Dritte Szene

[183] HAGEN.

Er rennt in seiner Wut gewiß zu ihr,

Und wenn er fertig ist, so folg ich nach.

GUNTHER.

Ich will nicht weiter gehn.

HAGEN.

Wie meinst du, König?

GUNTHER.

Laß neue Boten kommen, die uns melden,

Daß alles wieder ruhig ist.

HAGEN.

Das wird

Sogleich geschehn, wenn ich bei Kriemhild war

Und das Geheimnis habe.

GUNTHER.

Hast du denn

Metallne Eingeweide, daß du dich

Nicht auch erschüttert fühlst?

HAGEN.

Sprich deutlich, Herr,

Das kann ich nicht verstehn.

GUNTHER.

Er soll nicht sterben.

HAGEN.

Er lebt, solange dus befiehlst! Und ständ ich

Im Wald schon hinter ihm, den Speer gezückt,

Du winkst, und statt des Frevlers stürzt ein Tier!

GUNTHER.

Er ist kein Frevler! Konnte er dafür,

Daß er den Gürtel mitgenommen hatte,

Und daß Kriemhild ihn fand? Er ist ihm ja

Entfallen, wie ein Pfeil, der sitzen blieb,

Weil mans vergaß, sich nach dem Kampf zu schütteln,

Und den man selbst am Klirren erst bemerkt.
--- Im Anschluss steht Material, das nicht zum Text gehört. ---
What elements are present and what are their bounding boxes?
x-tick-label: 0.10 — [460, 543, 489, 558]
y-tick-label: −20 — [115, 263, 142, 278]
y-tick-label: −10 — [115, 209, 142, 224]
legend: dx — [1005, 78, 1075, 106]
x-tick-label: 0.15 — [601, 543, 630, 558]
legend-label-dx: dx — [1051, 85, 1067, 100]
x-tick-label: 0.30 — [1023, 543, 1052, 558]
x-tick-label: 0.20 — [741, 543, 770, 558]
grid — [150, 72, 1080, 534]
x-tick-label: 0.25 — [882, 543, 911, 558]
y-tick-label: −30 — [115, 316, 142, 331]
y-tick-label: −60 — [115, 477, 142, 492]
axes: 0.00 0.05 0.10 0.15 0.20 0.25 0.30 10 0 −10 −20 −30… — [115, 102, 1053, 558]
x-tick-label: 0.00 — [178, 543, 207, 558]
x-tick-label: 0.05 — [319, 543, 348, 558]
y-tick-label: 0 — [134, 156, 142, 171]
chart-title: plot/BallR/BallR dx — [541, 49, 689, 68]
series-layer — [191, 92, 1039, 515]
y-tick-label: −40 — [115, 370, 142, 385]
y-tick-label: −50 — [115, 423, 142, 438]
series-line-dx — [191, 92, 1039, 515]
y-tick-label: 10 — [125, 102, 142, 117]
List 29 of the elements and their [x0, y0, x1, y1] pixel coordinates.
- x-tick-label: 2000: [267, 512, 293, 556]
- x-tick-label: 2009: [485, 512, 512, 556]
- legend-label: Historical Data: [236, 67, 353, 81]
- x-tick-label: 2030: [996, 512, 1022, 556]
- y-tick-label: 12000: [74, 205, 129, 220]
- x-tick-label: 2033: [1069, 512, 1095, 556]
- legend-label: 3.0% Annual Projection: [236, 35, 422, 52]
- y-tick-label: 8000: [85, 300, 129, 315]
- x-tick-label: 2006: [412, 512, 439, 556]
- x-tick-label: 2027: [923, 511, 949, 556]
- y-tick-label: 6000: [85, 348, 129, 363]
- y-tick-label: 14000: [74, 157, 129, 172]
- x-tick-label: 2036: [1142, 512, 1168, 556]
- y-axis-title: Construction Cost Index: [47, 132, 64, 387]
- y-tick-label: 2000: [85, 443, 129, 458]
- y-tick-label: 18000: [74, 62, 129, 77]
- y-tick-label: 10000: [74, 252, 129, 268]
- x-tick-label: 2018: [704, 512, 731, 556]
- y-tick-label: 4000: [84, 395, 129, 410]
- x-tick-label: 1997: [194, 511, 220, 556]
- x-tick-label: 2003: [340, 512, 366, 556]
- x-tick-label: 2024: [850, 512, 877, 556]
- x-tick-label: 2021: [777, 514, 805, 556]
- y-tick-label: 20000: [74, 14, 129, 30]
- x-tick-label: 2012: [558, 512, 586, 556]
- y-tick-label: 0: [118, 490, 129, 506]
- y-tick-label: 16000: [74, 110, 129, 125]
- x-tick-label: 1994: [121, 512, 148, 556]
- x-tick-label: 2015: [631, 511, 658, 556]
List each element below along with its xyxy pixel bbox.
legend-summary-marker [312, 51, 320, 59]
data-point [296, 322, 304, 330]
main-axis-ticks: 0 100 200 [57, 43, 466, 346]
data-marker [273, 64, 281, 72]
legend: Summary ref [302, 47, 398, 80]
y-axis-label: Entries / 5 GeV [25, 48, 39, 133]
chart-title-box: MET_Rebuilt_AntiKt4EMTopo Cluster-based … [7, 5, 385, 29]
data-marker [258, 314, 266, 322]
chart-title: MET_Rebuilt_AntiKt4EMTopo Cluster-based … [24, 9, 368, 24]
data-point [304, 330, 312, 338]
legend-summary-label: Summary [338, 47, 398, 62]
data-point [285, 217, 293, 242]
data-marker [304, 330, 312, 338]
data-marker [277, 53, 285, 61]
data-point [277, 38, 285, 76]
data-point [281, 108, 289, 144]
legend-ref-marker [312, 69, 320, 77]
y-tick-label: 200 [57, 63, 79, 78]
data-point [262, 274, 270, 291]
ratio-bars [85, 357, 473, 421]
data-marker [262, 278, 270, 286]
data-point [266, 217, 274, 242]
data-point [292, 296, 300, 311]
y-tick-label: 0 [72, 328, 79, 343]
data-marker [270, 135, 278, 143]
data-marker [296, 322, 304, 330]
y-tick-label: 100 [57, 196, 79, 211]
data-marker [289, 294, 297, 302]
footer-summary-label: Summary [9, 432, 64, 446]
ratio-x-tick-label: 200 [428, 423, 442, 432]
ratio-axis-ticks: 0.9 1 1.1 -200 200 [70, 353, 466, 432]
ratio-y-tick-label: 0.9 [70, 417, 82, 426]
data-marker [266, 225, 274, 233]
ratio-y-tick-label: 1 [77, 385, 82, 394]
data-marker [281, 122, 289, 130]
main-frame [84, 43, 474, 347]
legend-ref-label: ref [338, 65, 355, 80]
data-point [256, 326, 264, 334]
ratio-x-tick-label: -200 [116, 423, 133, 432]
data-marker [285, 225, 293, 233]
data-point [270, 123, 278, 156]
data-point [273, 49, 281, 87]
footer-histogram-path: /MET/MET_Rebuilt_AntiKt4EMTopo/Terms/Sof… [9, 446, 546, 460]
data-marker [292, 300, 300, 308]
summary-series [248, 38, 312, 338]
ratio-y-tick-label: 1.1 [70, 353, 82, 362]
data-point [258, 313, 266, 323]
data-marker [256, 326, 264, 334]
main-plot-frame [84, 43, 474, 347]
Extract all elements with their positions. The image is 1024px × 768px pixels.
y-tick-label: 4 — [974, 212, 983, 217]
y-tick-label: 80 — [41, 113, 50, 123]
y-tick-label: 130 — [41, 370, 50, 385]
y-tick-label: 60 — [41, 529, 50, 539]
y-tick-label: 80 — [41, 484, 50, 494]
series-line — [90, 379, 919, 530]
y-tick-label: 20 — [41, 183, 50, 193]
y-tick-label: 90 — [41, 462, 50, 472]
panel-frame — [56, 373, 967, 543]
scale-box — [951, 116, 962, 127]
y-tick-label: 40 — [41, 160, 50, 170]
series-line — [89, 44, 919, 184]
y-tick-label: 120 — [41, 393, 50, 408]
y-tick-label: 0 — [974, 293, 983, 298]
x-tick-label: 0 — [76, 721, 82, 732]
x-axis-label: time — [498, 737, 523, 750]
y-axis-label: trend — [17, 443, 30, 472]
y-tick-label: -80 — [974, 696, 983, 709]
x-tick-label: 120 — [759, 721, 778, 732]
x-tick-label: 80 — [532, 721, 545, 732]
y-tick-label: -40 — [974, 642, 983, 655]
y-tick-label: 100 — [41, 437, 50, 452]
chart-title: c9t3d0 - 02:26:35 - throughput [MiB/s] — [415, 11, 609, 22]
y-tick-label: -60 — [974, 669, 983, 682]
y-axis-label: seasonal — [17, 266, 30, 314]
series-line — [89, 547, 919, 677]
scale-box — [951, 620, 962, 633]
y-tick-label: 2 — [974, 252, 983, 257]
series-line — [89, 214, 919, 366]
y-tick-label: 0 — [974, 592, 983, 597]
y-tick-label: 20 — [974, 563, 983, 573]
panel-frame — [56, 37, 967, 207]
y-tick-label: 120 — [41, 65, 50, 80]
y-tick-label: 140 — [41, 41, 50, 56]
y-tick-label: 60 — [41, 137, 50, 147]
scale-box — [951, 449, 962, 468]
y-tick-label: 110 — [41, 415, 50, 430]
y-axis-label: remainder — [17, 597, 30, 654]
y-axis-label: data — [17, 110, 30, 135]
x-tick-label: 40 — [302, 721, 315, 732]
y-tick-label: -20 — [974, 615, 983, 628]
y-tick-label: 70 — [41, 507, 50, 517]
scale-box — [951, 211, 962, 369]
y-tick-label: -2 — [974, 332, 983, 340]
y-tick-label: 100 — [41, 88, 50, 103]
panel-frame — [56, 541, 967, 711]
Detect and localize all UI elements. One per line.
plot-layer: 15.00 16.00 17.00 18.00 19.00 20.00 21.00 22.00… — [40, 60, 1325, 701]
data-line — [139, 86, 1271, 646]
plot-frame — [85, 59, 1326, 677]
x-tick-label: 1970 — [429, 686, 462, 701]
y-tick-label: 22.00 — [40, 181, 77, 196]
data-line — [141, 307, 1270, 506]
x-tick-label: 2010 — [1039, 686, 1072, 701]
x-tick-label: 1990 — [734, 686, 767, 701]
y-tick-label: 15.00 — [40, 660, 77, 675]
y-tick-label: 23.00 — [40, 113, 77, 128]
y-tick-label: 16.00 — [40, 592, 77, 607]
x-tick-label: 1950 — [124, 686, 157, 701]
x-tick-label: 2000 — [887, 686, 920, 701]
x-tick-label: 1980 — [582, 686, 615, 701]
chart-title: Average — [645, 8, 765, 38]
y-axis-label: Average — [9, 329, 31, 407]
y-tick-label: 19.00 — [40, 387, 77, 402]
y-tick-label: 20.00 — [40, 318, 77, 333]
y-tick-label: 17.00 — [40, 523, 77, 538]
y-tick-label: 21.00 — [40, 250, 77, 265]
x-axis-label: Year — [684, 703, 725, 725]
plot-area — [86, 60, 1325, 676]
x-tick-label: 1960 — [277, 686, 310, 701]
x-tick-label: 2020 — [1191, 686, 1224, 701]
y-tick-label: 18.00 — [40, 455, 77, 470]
Sprich selbst, sprecht alle: Konnte er dafür?

HAGEN.

Nein! Nein! Wer sagts? Auch dafür konnt er nichts,

Daß ihm der Witz gebrach, sich auszureden,

Er ward gewiß schon beim Versuche rot.[183]

GUNTHER.

Nun denn! Was bleibt?

HAGEN.

Der Schwur der Königin!

GISELHER.

Sie töt ihn selber, wenn sie Blut verlangt.

HAGEN.

Wir streiten, wie die Kinder. Darf man denn

Nicht Waffen sammeln, wenn man auch nicht weiß,

Ob man sie jemals brauchen wird? Man forscht

Ein Land doch aus mit allen seinen Pässen,

Warum nicht einen Helden? Ich versuche

Mein Glück jetzt bei Kriemhild, und wärs auch nur,

Damit die schönste List, die wir erdachten,

Doch nicht umsonst ersonnen sei! Sie wird

Mir nichts verraten, wenn er selbst ihr nichts

Vertraut hat, und es steht ja ganz bei euch,

Ob ihr das nützen wollt, was ich erfahre;

Ihr könnt ja wirklich tun, wenns euch gefällt,

Was ich nur heucheln will, und ihm im Krieg

Die Stelle decken, wo er sterblich ist,

Doch immer müßt ihr wissen, wo sie sitzt.


Ab.


Quelle:
Friedrich Hebbel: Werke. Band 1–5, Band 2, München 1963, S. 183-184.